Выбрать главу

Я — дерево. Я стою в центре города. Меня завтра должны спилить. Город процветает. Я отжило свое. Сколько лет простояло я здесь? Да уже и не помню…

АНДЖЕЛИНА ЯН

Идиот

перевод М. Тименчика

Наблюдать, как взрослые корчат из себя взрослых перед детьми, было скучно. Скучно и неприятно. На него, не игравшего в эти игры, знавшего, что вся их мораль напускная, такие сборища, как сегодня, нагоняли нестерпимую скуку.

Солнце слабо просвечивало сквозь белые тюлевые занавески, которые никогда не раздвигали, боясь их испачкать — ведь что скажут люди, если они будут грязные и затасканные, и как огорчится Первая тетушка. Соответственно детям внушали не трогать, не дергать занавески, не хватать потными руками диванных подушек, сидеть смирно и тихо — в общем, выглядеть чинными и опрятными, чтобы никто не подумал, будто они не умеют себя вести или дурно воспитаны.

Даже солнце в этот воскресный день бежало от скуки из комнаты, оставив лишь пыльный луч, упиравшийся в противоположную стену, где теснились картины: одна — гравюра на меди, в манере смелой и беспокойной, другая тихая акварель, натюрморт; обе одинаково лишенные воображения и каких-либо признаков творческой индивидуальности. Это были охотничьи трофеи Первого дядюшки — символы его покупательной способности. Одну он вывез из Таиланда, другую откопал в Гонконге, во время последней поездки.

Первый дядя громогласно вещал перед всеми, что туристские брошюры преподносили художника как международную знаменитость. Он, конечно, отнюдь не знаток Большого Искусства (здесь он издавал смешок, долженствующий свидетельствовать о скромности), однако за акварель пришлось выложить кругленькую сумму в шесть тысяч — а разве одно это уже не говорит о ее ценности? Вежливый смех. Дядя, в поисках одобрения, обращает взор к матушке, изображая на лице снисходительную улыбку, говорящую, как приятно иметь кого-нибудь на своем попечении, как замечательно позволять себе ради других подобные траты.

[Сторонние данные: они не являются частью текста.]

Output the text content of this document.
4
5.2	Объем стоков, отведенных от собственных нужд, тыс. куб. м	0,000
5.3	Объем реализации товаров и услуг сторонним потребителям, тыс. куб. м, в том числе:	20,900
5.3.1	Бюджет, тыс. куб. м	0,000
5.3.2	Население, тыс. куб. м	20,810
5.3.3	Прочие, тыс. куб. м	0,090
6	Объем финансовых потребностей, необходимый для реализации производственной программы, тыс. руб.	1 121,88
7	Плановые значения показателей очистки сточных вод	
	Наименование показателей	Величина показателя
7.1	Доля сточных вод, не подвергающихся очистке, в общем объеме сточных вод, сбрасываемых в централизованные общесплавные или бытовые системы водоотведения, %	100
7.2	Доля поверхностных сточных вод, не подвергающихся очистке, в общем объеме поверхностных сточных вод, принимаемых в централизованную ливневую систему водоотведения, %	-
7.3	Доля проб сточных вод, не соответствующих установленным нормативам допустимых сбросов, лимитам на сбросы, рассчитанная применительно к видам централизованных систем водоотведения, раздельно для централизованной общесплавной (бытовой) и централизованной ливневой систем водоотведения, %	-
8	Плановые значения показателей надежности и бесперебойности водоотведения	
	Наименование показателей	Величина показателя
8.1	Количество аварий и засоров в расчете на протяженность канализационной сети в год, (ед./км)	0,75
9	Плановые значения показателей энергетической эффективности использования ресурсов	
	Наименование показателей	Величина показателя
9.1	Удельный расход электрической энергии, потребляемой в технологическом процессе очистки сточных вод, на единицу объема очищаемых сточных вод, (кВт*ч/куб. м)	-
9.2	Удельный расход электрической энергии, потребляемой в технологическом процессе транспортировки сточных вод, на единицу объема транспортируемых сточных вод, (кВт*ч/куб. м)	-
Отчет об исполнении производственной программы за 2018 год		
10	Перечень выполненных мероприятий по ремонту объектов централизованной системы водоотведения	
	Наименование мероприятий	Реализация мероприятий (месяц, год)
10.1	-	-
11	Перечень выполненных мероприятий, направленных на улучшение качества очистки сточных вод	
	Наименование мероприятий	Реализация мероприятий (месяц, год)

Пятнадцатилетний до предела вдвинулся в кресло, испытывая от всей этой умильности тошноту, столь знакомую по приторным кокосовым сластям, и заговорил сам с собой. Нет, он вовсе не против каких-то компаний, он не против общения в семейном кругу или когда приглашают знакомых — просто лично у него нет потребности в людях, во всяком случае в людях известного ему типа. Увы, большинство принадлежало именно к этому типу: краснобаи, верящие во всемогущество денег, изъясняющиеся на языке денег, вовлекающие всех присутствующих в свои разговоры, искусно ведущие светскую болтовню, одаривающие всех сувенирами из своих заграничных поездок и, в согласии с модой, хулящие все сингапурское, от мыла до искусства и поэзии, — словом, рядовые, симпатичные сингапурцы.

Но его раздражало другое — то, что все это было так неприглядно. Здесь всяк и каждый остерегался любого, кто сохраняет верность себе. Их такие люди заставляли испытывать неловкость за то, что сами они с превеликой легкостью забыли прежние идеалы, заставляли краснеть за пустоту их нравственных принципов.

Поначалу ему было любопытно наблюдать этих людей, людей, послушных ничего не значащим правилам, выдуманным лишь затем, чтобы охранять их от самих себя. Его веселило сознание несущественности всех этих предписаний. Карточный домик никчемных правил! Еще забавнее было видеть, что сами они не понимали этого, что они смели думать, будто знают больше, чем он!

Он понял, что разобраться в людях нетрудно — они со всеми их побуждениями были для него открытой книгой.

Он наблюдал за тем, как Третья тетя выговаривала своему малышу, чтобы он не пинал ногой дядю. Словами она взывала к уважению, тогда как из тона ее речи следовало, что делать так просто нельзя — нельзя, и все тут. Деланное терпение выдавало нетерпимость: почему ребенок не может постичь всех этих правил прежде, чем возраст позволит ему пренебрегать ими?

Дядя, муж Второй тетушки, благодушно улыбаясь, сказал:

— Ничего, мой мальчик, в свое время ты поймешь: из каждого правила есть исключение.

По законам хорошего тона ему еще следовало изречь: «Дети есть дети», что он и сделал, кивая малышу.

Малыш, на которого вдруг излился весь этот кисло-сладкий поток, расплакался, к пущей досаде матери.

Сидя в дальнем углу, он мог не скрывать легкую улыбку на лице — улыбку бесцельную, не имевшую ничего и никого в виду. Не искательную, не самоумильную — улыбку просто так, для себя, ни с кем не разделенную и не механическую, как большинство улыбок. Ведь однажды и его тоже так пристыдили. Разница была в том, что он не заплакал.